Tuesday, October 25, 2011


Birdland is full of Fall.
BIRDLAND IS DAMP AND CHILLY AND FULL OF FALL. Leaves fall, walnuts fall, rain falls, temperatures fall. Night falls early and the day comes late. Last Monday I lay in bed and convinced myself that it was so dark when my alarm went off that surely it was time to set the clocks back again. It was nearing 7, and the sky was just lightening. But when I got up to check, instead of finding I had another hour to get ready for work, I discovered we still had a few weeks left of daylight savings time, and this morning I had to pay with my hopeful thinking by rushing to get ready for the day.

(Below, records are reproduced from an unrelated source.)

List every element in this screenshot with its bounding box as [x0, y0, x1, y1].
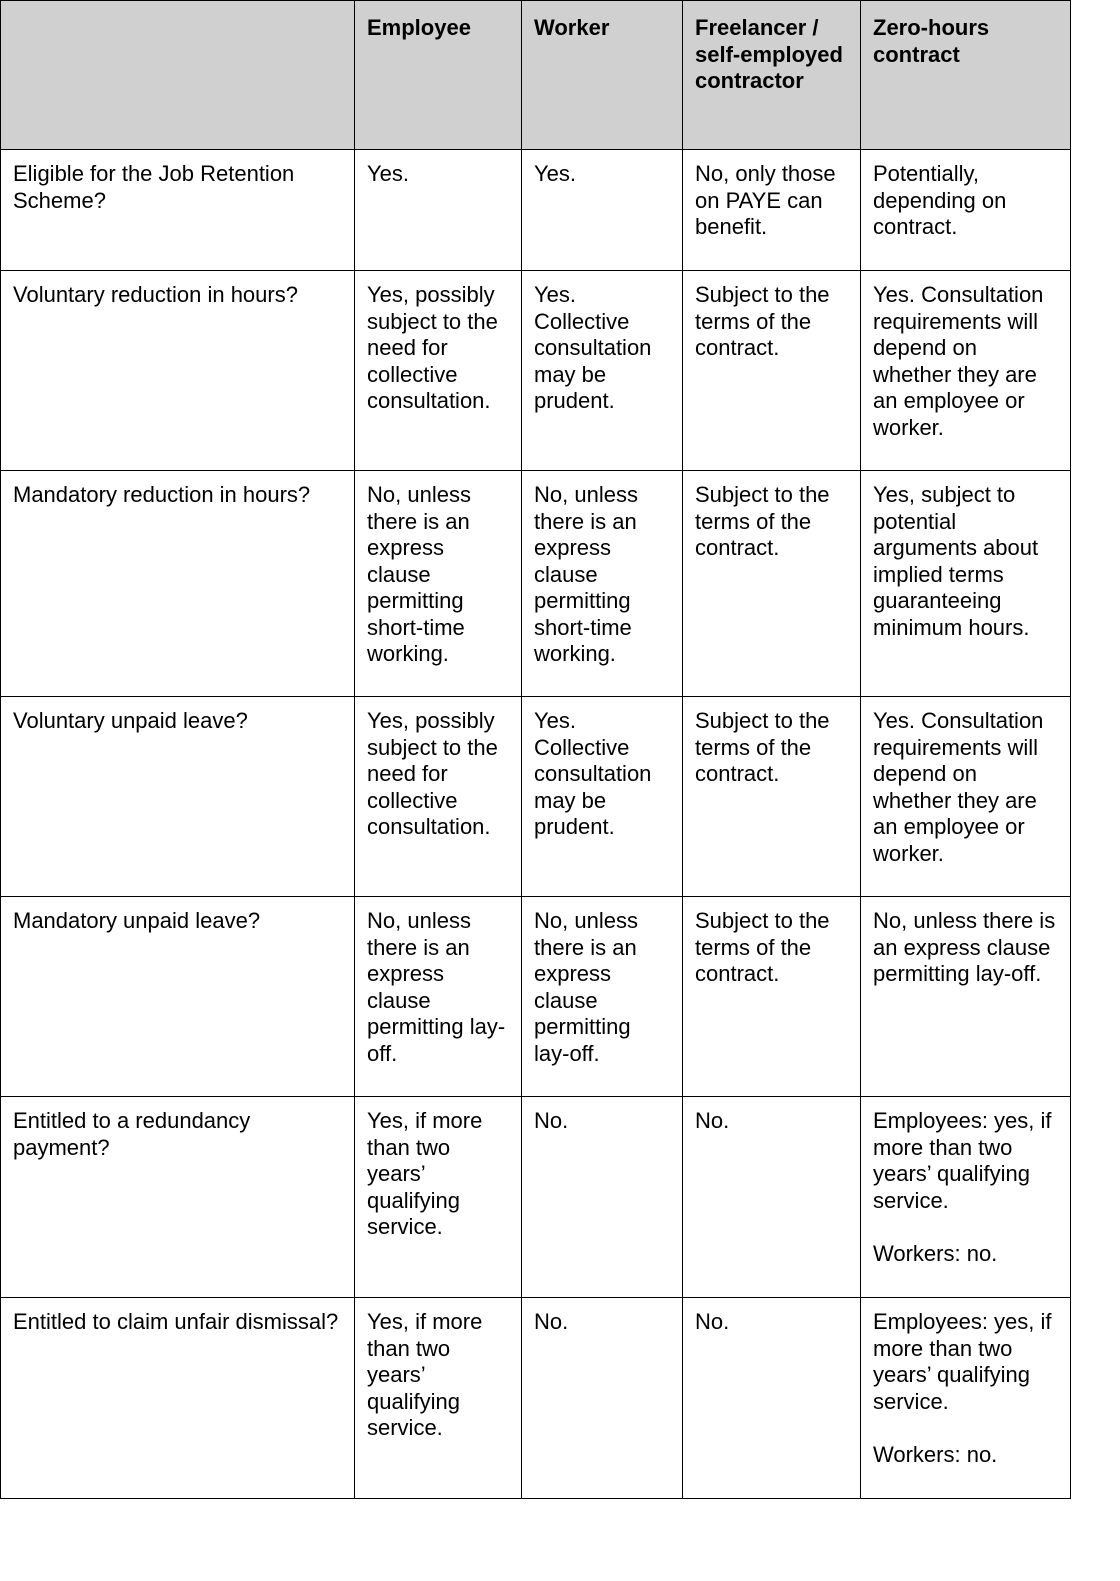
- header-zero-hours: Zero-hours contract: [861, 1, 1071, 150]
- cell-worker: Yes. Collective consultation may be prudent.: [522, 271, 683, 471]
- cell-worker: Yes. Collective consultation may be prudent.: [522, 697, 683, 897]
- table-row: [1, 471, 1071, 697]
- cell-freelancer: Subject to the terms of the contract.: [683, 697, 861, 897]
- table-row: [1, 271, 1071, 471]
- cell-zero-hours: Employees: yes, if more than two years’ qualifying service. Workers: no.: [861, 1097, 1071, 1298]
- cell-zero-hours: Yes. Consultation requirements will depend on whether they are an employee or worker.: [861, 697, 1071, 897]
- cell-freelancer: Subject to the terms of the contract.: [683, 471, 861, 697]
- cell-worker: No, unless there is an express clause permitting lay-off.: [522, 897, 683, 1097]
- cell-freelancer: Subject to the terms of the contract.: [683, 897, 861, 1097]
- cell-freelancer: Subject to the terms of the contract.: [683, 271, 861, 471]
- cell-employee: Yes, possibly subject to the need for collective consultation.: [355, 271, 522, 471]
- table-row: [1, 1097, 1071, 1298]
- header-employee: Employee: [355, 1, 522, 150]
- table-row: [1, 1298, 1071, 1499]
- cell-employee: Yes.: [355, 150, 522, 271]
- cell-freelancer: No.: [683, 1097, 861, 1298]
- cell-worker: No, unless there is an express clause permitting short-time working.: [522, 471, 683, 697]
- cell-zero-hours: No, unless there is an express clause permitting lay-off.: [861, 897, 1071, 1097]
- cell-employee: Yes, if more than two years’ qualifying service.: [355, 1097, 522, 1298]
- cell-worker: No.: [522, 1097, 683, 1298]
- header-corner: [1, 1, 355, 150]
- header-row: [1, 1, 1071, 150]
- row-label: Mandatory reduction in hours?: [1, 471, 355, 697]
- cell-employee: No, unless there is an express clause permitting lay-off.: [355, 897, 522, 1097]
- table-row: [1, 897, 1071, 1097]
- table-row: [1, 150, 1071, 271]
- row-label: Entitled to a redundancy payment?: [1, 1097, 355, 1298]
- table-row: [1, 697, 1071, 897]
- cell-employee: No, unless there is an express clause permitting short-time working.: [355, 471, 522, 697]
- row-label: Voluntary reduction in hours?: [1, 271, 355, 471]
- header-freelancer: Freelancer / self-employed contractor: [683, 1, 861, 150]
- row-label: Mandatory unpaid leave?: [1, 897, 355, 1097]
- cell-employee: Yes, possibly subject to the need for collective consultation.: [355, 697, 522, 897]
- cell-zero-hours: Yes, subject to potential arguments about implied terms guaranteeing minimum hours.: [861, 471, 1071, 697]
- header-worker: Worker: [522, 1, 683, 150]
- cell-employee: Yes, if more than two years’ qualifying service.: [355, 1298, 522, 1499]
- cell-zero-hours: Potentially, depending on contract.: [861, 150, 1071, 271]
- cell-worker: Yes.: [522, 150, 683, 271]
- cell-freelancer: No, only those on PAYE can benefit.: [683, 150, 861, 271]
- cell-worker: No.: [522, 1298, 683, 1499]
- cell-zero-hours: Yes. Consultation requirements will depend on whether they are an employee or worker.: [861, 271, 1071, 471]
- cell-zero-hours: Employees: yes, if more than two years’ qualifying service. Workers: no.: [861, 1298, 1071, 1499]
- cell-freelancer: No.: [683, 1298, 861, 1499]
- row-label: Eligible for the Job Retention Scheme?: [1, 150, 355, 271]
- row-label: Voluntary unpaid leave?: [1, 697, 355, 897]
- row-label: Entitled to claim unfair dismissal?: [1, 1298, 355, 1499]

I don't know if I've mentioned it, but this year I just didn't have it in me to garden. Instead, I've been keeping my eye on the tomatoes at Barb and Dave's house. They have the best tomato patch with assorted varieties. Big, chunky salad tomatoes, summery grape tomatoes, sugary cherry tomatoes. I've invited myself over to help keep them picked, and they are very generous with their bounty. The vines always seem to be full of fruit in all stages of ripeness. We've been keeping an eye on the weather, too, hoping to strip the vines just before the first frost. This afternoon I received a frantic text from Barb, asking me to come by and pick. We're supposed to get our first frost tonight. I had told her about my method of ensuring a winter's crop: just before the frost, cut the vines and hang them upside-down in the basement. The vines die, but the green tomatoes slowly ripen, and we have red tomatoes into January. They tend to get a little wrinkled on the outer skin, but they taste at least as good, or better than, grocery store tomatoes. Barb told me she wasn't going to have time to harvest, so I should go and cut all I want. I picked up Ellis and his friends and drove to Barb and Dave's. Their oldest son was home with a cozy fire, and I popped my head in to tell him I was raiding the garden. “That's what it's there for,” he said. I raided the kitchen, too, for a salad bowl and some plastic bags, and first set about picking the red tomatoes, and there were plenty. I left a big bowl of all varieties on their counter, and we filled several bags to take home. Tomorrow we'll have fresh tomato soup.

The sun was setting and the air was crisp. The fruit was cold, too, and the chill was beginning to seep into our hands. The boys thought we had plenty of tomatoes, but the hard work was ahead of us. Barb and Dave's tomato patch has lovely wooden cages, pointed at the top, like tall pyramids, and painted green. The bushes grow tall into these cages, sometimes two plants together, so that big beefy tomatoes are intertwined with the cherry or grape tomatoes. Pulling out whole plants was impossible, so we began cutting off branches and piling them into the back of my car. The boys were glad when the car was finally full to the top, but the work was still not finished.

At home I drilled hooks under the basement stairs and bundled the branches together with string to hang from the hooks. I used to hang whole plants, roots and all, from ancient nails in the joists. It worked well, but the roots brought in a lot of dust, and the plants were so big that picking the ripe ones was sometimes difficult. I hope that hanging bundles of branches will make picking easier.

Yellow Pear Tomatoes

When I finally finished it was dark, but I still wanted to gather the walnuts I've been stumbling over on the front walk. I did it mostly by feel and gathered about a bushel. I thought about how much I love the Autumn when we can reap what we sowed in the spring. And if we didn't have time to do our spring sowing? Our world is pretty fertile. We need only look around to see what is provided for us by the trees and by the generosity of neighbors.

Collect Beauty; Garner Peace; Blessed Be.